Es que ¡no contaban con mi coraje! O mejor dicho, con la
azarosa sensatez de familiares y transeúntes que, por misteriosa obra del
destino, aparecen como un rayo en estas situaciones y me arrastran del brazo
justo antes de pisar la avenida, me empujan hacia atrás antes de que el
estacionamiento escupa su próximo auto y me sermonean durante largos ratos
acerca de la sobre-exposición a la que estoy sometiendo a mi futuro hijo.
Pequeño detalle que no mencioné, la ecografía confirmó - para mi escasa sorpresa
- que voy a tener un varoncito, y enseguida pienso que por primera y
quizá única vez en mi vida, voy a tener pito.
Lo que quiero decir es que en el lapso de unas pocas
semanas, pasé de vivir en estado de alerta a la más absoluta inconciencia. Mi
hermano lo llama “modo supervivencia”, ya que de golpe y porrazo desarrollé una
asombrosa inmunidad a todas las situaciones que en mi vida corriente me
generaban la mar de preocupaciones y exacerbados grados de estrés. Por mi
parte, hoy siento que llegamos vivos a esta altura de casualidad.

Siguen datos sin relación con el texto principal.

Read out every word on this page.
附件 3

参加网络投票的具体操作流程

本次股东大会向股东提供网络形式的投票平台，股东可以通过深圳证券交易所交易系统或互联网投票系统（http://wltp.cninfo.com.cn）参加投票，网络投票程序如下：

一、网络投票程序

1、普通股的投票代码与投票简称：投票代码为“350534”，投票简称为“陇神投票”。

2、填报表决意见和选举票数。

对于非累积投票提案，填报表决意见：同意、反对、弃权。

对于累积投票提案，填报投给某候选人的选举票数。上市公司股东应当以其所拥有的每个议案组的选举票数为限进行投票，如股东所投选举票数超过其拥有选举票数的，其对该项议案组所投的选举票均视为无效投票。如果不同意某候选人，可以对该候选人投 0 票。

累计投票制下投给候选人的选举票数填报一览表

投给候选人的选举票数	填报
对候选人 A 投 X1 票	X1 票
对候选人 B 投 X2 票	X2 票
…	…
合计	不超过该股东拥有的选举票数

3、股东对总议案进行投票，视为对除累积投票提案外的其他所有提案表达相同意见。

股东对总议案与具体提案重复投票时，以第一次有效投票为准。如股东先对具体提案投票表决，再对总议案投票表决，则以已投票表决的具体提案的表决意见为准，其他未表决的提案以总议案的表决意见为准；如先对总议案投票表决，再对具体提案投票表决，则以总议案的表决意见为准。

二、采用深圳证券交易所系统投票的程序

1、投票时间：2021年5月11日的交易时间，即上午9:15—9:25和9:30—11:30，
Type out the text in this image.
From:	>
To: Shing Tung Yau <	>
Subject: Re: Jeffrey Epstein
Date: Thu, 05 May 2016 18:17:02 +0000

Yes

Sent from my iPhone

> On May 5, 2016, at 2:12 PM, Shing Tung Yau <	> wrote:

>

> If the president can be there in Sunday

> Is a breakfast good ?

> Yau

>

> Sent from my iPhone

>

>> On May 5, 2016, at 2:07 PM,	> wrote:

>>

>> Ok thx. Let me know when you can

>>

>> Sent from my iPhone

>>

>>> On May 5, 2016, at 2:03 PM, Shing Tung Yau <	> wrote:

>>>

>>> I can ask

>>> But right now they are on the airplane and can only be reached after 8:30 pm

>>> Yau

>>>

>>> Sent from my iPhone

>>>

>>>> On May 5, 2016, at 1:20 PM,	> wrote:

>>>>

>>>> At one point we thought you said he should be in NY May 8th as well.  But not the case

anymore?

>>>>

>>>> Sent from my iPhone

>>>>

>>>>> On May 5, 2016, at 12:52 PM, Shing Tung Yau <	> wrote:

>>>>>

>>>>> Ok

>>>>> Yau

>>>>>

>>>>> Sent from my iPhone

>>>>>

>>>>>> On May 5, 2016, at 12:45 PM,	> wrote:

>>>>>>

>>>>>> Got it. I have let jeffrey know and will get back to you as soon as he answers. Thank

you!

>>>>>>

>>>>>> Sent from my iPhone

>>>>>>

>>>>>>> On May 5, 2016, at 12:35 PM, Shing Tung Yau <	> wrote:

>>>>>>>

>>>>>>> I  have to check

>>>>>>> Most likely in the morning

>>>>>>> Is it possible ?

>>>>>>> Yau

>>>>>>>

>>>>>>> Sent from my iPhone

No soy yo, ¡es el cerebro, estúpido!
No soy fan de las neurociencias, menos aún de la moda actual
que intenta reducirnos a todos a una desdibujada caricatura de nosotros mismos:
nos han convertido a fuerza de best-sellers en sofisticados
cerebros con patas que andamos por la vida respondiendo a los más variados
estímulos. Sin embargo, al parecer, según algunas publicaciones recientes, los
cambios que estoy sintiendo tienen un correlato neurológico. En estos artículos
de divulgación, los especialistas afirman con toda seguridad y en fundada
coincidencia, que el cerebro de la mujer al convertirse en madre, cambia.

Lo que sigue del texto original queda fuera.